Of all Raphael’s tondo Madonnas, it’s his Madonna della Sedia (Madonna of the Chair) from 1513-14 which is my favourite. It shows a thoroughly real and natural mother with two infants, every surface texture rendered as in life.

Raphael (1483–1520), Sistine Madonna (1512-13), oil on canvas, 265 x 196 cm, Gemäldegalerie Alte Meister, Staatliche Kunstsammlungen Dresden, Dresden, Germany. Wikimedia Commons.

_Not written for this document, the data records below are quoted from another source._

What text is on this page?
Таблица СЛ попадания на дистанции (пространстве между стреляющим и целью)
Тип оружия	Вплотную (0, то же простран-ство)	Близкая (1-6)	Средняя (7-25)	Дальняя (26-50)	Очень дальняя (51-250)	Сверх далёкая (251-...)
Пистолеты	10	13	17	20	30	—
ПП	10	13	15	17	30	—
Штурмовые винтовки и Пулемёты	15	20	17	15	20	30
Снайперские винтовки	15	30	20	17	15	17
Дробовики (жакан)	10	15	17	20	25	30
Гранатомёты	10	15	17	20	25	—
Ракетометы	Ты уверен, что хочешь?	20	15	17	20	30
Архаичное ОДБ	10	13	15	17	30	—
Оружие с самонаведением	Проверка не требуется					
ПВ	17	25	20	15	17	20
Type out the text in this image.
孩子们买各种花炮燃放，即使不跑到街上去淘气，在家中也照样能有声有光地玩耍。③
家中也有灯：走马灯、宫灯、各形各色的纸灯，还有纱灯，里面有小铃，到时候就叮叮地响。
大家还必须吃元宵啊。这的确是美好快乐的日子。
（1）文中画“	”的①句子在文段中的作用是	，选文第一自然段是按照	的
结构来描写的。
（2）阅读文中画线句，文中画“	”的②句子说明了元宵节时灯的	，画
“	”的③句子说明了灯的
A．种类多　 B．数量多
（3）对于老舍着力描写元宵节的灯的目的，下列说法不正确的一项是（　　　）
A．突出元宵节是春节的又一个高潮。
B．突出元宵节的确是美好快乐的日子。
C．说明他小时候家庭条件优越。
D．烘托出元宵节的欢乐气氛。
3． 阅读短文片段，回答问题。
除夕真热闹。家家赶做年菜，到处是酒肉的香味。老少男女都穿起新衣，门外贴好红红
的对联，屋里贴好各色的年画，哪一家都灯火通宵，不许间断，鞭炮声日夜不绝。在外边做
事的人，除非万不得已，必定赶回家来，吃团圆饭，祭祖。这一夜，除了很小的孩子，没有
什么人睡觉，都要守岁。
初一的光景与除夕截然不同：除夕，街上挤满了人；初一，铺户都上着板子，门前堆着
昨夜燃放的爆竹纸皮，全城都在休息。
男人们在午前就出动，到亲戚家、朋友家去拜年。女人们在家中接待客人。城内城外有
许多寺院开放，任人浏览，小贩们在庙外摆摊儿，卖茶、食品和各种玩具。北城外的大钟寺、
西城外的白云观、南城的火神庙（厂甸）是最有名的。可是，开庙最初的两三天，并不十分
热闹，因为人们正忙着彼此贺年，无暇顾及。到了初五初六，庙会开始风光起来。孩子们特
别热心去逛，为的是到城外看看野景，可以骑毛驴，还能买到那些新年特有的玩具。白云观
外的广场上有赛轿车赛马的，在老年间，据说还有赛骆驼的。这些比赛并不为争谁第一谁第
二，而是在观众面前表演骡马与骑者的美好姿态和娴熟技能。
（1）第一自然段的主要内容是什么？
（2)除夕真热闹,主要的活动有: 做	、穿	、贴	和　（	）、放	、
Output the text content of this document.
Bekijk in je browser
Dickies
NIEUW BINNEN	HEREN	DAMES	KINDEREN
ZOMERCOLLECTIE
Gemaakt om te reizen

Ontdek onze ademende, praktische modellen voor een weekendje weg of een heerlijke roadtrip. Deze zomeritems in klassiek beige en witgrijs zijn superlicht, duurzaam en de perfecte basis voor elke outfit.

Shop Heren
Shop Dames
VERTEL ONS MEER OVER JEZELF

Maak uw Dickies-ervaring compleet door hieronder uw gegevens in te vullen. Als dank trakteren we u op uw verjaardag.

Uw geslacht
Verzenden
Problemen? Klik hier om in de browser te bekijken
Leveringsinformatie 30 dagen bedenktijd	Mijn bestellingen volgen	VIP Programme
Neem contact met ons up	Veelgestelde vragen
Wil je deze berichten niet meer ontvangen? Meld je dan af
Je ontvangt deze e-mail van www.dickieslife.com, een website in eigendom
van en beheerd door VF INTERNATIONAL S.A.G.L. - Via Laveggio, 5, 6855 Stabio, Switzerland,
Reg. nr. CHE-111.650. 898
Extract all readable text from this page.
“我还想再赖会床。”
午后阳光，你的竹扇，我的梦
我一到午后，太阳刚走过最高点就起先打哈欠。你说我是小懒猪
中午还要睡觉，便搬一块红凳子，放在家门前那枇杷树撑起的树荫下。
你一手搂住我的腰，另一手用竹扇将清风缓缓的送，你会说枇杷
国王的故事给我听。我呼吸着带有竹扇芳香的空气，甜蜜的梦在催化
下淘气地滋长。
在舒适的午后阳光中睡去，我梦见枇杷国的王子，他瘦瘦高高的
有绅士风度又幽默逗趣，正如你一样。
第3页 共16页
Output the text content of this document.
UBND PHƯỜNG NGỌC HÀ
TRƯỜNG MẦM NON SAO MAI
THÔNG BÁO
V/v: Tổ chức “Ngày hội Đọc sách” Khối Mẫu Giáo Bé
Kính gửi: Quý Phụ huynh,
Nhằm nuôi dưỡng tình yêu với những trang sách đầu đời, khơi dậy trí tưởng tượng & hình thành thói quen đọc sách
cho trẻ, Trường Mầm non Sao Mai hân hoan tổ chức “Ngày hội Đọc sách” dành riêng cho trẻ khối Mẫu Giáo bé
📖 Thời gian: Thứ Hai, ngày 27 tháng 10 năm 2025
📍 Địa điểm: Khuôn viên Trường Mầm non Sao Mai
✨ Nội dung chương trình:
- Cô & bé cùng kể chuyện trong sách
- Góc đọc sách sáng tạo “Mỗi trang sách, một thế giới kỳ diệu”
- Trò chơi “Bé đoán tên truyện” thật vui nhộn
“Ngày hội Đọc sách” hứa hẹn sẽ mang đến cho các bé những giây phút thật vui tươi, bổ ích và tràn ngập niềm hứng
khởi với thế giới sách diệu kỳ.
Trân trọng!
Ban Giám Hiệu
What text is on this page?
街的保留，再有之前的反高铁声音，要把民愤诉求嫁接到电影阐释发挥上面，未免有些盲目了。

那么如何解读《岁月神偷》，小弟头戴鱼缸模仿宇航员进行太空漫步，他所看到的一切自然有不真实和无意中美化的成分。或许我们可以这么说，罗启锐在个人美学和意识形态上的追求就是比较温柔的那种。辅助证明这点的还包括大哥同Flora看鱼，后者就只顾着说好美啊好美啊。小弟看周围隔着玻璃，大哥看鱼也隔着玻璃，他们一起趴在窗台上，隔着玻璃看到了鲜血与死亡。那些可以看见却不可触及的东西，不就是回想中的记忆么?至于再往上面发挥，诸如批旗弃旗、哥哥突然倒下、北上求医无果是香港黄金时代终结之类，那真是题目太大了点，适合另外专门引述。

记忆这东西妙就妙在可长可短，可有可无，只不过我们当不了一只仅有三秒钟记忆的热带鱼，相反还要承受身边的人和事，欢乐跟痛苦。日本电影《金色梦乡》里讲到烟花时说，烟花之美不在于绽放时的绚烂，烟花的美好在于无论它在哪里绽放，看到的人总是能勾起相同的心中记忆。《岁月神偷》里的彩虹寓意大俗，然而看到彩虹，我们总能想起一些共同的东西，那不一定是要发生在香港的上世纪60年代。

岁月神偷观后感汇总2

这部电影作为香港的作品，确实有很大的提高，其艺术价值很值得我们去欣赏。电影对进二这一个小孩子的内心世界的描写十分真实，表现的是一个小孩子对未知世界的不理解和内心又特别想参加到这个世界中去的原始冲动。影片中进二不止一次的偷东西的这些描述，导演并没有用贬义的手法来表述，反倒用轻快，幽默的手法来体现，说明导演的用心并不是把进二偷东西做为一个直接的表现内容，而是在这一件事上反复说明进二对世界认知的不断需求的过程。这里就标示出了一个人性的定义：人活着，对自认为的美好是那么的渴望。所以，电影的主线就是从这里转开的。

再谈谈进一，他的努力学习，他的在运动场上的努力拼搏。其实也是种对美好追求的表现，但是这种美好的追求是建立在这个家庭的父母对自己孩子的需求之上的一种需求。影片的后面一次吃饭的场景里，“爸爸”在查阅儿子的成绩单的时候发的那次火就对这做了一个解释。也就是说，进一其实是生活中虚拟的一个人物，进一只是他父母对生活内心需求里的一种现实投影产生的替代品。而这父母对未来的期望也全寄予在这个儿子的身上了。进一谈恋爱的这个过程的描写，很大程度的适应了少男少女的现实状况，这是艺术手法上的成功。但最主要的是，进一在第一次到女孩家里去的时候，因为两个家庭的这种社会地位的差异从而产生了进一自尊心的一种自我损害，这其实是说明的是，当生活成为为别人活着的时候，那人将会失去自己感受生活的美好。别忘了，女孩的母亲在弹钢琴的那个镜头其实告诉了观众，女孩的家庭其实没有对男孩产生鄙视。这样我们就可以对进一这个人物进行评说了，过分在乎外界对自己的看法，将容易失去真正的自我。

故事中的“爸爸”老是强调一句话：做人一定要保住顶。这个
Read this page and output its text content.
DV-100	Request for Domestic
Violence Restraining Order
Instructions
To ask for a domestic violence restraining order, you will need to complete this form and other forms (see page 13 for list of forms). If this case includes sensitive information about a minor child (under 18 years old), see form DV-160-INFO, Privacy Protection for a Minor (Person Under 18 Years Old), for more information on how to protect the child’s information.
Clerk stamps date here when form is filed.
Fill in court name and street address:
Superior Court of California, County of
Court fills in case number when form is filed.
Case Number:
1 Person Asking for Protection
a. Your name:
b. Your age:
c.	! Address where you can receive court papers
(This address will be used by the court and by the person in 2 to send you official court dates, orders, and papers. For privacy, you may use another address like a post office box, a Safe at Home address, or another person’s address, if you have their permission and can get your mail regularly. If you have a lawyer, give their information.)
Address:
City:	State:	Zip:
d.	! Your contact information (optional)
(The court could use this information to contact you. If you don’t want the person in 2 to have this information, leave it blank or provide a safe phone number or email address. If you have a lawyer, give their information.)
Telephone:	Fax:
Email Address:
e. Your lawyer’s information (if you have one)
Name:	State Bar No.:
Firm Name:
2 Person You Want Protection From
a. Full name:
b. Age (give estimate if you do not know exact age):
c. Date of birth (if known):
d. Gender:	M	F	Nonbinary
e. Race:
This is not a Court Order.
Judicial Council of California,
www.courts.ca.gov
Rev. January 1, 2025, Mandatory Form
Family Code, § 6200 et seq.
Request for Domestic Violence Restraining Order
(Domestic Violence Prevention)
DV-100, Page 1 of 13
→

Oddly, Vasari only mentions the Sistine Madonna (1512-13) in passing, but it’s now recognised as one of Raphael’s greatest and most important paintings. It was donated by Pope Julius II to the Benedictine basilica of San Sisto in Piacenza. The two saints shown are Saint Sixtus II and Saint Barbara, whose relics were preserved there. Raphael’s model for Saint Sixtus was Pope Julius II, and the association is strengthened by the embroidery on the saint’s clothing.

The Madonna and saints are painted superbly, but it’s the rest of the image which I find most fascinating. The two cherubs with tousled hair at its foot are gentle touches of humour for a congregation probably appearing much the same as they looked at this image. Its vaporous background is even more subtle than that of the Madonna of Foligno, in forming a host of infants’ heads.

But Raphael’s visual feat is the curtains. He was by now confident that his realism was sufficient to pull off a trompe l’oeil, and fool the viewer into thinking that they were looking at a painting behind real curtains, at least until they got close. Having fooled them once, they’re now more receptive to the image beyond the curtains.

Those curtains have theological significance too: they mark the separation between the physical and spiritual worlds. As those curtains are painted and not real, though, access through them is always open. No one can come along, draw them, and stop the ordinary person from accessing Christ. In a world where almost everything else, apart from air, was heavily controlled, this was and remains an empowering message.

It’s not surprising that since this painting entered the collection at Dresden in 1754, it has often been revered by German artists and art historians as the greatest painting in the world.